To: E. Davies who wrote (1986)6/8/1999 10:49:00 PM
From: William W. Dwyer, Jr.  Read Replies (2) | Respond to of 2120
 
Eric,

Whenever you find it easy to buy a stock at the bid price, you gotta wonder why. Who would sell to you at the bid if the stock is going up? This assumes you're trying to go long a stock you believe is headed up.

The only time being able to buy at the bid is a good thing is on the very rare occasion that you have perfect timing instincts and you manage to hit a downtrending stock at the exact instant right before it bottoms and starts to reverse. You buy from the last person willing to sell, then the stock heads north. Not gonna happen very often.

Frankly, the best trades occur when the stock bounces off resistance and is just beginning a move up. But you'll be buying at the ask. If you've picked the right stock at the right time, you'll be quite happy (and lucky) to even get it then. Ever notice on a true momentum stock that there are usually trades going off "above" the ask? Those are the traders who really want in. It a situation such as that, it's very unlikely you'll get filled at the bid.

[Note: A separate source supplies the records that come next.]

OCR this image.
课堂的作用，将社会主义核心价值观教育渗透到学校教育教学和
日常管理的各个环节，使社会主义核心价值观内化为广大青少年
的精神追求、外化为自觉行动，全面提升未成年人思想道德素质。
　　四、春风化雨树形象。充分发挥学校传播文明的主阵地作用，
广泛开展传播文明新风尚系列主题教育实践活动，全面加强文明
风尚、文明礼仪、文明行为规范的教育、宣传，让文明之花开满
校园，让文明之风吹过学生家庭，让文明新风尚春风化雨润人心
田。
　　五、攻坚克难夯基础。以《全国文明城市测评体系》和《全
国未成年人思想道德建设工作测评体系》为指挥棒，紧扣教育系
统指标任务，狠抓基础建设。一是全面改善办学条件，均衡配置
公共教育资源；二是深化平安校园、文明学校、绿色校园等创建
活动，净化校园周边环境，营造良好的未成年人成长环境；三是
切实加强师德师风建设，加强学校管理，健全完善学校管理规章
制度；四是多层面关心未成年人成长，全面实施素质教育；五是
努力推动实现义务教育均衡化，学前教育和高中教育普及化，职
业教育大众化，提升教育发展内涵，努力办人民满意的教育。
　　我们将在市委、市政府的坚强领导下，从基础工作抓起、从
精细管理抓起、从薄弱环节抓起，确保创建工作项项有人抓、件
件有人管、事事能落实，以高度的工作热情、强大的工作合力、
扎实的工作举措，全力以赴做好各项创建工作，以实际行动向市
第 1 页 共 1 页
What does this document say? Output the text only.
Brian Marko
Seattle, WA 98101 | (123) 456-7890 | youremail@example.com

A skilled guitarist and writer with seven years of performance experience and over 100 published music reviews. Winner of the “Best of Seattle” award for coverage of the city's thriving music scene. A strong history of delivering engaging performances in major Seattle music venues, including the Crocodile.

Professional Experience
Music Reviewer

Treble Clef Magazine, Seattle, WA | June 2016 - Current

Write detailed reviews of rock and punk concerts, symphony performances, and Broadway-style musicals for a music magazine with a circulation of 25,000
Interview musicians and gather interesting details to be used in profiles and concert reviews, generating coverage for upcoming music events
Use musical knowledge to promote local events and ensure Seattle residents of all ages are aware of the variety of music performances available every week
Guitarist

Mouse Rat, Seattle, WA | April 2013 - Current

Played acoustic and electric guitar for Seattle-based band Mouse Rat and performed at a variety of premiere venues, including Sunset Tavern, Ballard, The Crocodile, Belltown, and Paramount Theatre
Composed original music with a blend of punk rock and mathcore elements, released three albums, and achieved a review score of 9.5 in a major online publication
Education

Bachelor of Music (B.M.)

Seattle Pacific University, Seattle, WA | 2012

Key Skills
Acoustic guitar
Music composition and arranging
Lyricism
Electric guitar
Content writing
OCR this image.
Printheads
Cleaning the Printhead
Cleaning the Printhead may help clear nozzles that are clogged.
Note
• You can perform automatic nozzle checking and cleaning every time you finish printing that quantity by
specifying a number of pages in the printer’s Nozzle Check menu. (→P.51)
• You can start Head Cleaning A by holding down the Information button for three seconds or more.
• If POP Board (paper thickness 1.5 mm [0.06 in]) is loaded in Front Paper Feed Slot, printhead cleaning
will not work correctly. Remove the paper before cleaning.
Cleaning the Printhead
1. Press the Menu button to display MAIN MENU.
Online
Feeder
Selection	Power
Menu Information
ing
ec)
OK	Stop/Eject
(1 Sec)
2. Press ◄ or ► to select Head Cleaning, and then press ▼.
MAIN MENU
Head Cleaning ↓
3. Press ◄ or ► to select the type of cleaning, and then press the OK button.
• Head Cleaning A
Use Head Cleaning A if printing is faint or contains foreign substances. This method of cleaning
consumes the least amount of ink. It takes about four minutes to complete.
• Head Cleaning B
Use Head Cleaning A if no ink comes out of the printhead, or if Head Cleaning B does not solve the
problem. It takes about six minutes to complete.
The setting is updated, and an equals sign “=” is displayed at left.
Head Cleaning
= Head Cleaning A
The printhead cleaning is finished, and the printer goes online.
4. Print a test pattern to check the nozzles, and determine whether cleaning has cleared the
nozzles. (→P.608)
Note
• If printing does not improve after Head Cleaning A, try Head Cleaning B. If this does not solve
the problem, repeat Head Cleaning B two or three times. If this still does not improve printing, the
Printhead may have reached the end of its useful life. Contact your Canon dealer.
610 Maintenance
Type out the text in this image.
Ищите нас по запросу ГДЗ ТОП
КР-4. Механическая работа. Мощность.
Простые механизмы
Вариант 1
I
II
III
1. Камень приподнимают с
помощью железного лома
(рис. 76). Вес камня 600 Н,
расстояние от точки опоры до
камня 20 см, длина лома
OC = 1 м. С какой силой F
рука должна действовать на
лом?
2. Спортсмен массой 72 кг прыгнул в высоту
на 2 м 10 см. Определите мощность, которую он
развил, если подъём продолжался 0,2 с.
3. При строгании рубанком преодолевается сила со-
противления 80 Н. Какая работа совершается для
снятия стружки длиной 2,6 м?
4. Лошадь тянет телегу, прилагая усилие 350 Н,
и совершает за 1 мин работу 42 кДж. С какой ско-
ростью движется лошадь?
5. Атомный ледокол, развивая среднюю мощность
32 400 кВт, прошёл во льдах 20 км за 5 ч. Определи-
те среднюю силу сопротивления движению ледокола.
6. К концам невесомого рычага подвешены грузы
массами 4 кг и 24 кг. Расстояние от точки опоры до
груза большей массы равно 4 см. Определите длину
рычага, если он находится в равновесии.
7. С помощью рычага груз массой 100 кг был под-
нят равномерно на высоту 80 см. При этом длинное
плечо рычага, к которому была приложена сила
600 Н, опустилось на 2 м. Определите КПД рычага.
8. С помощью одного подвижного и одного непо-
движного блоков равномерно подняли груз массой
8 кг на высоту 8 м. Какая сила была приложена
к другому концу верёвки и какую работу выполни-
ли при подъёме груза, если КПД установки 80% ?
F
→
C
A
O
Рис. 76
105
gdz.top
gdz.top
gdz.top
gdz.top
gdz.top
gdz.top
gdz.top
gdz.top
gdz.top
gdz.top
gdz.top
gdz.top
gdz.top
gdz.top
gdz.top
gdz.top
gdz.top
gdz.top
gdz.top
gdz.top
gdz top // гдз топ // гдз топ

In fact, spending any time trying to buy at the bid will often cause you to miss out on the trade altogether, or the delay will cause you to buy at the top and wished you had missed out.

My opinion, of course.

Bill



To: E. Davies who wrote (1986)6/9/1999 7:50:00 PM
From: Ken Wolff  Respond to of 2120
 
Hi Eric,

This is always a concern when entering any trade on a guess it is
bottoming. I do get shaken out of trades on such action depending on the market and how consistent it is. For example the best markets are those in which the strong stocks pullback from the open a consistent percentage then climb most of the day. Recently the market is very volatile and the strong stocks are not consistent and can make several false bottoms before the "real" climb. When the market behaves like that the only way to keep from getting shaken out of good trades is to watch for an indicator stock that gives you a peek into the action 30 seconds to 1 minute ahead of the rest of the pack. I try to spot the strongest and fastest stock and allow it to lead my lagging trades. Doing this over the years has kept my trading at a high percentage and keeps me from being shaken out of trades.

Ken



To: E. Davies who wrote (1986)7/17/1999 7:45:00 AM
From: H-Man  Read Replies (2) | Respond to of 2120
 
I know this is a bit late, but I have to side with the folks that say buy on the ask.

I agree with W.W. Dwyer, on his points. I would add the following.

When you buy at ask, you are saying to the market, I think it is going up. You are creating the situation where the buyer is more agressive than the seller.

When you buy at the bid, the seller is still more aggressive than the buyer, telling the market, this stock has not stopped pulling back.

You can try to buy on bid when the stock is going up, but chances of a fill are reduced significantly.

An ARCA order of 1000 shares can turn the stock, if the trade has been timed correctly,, ie strong stock, a sufficient pull back,, and a pause in the selling.

It is ideal to use exactly the reverse method when going short. Taking out the bid says seller is agressive.

If you are getting shaken out of a trade too often, I would guess that you probably need to evaluate your timing and your overall evaluation of the market.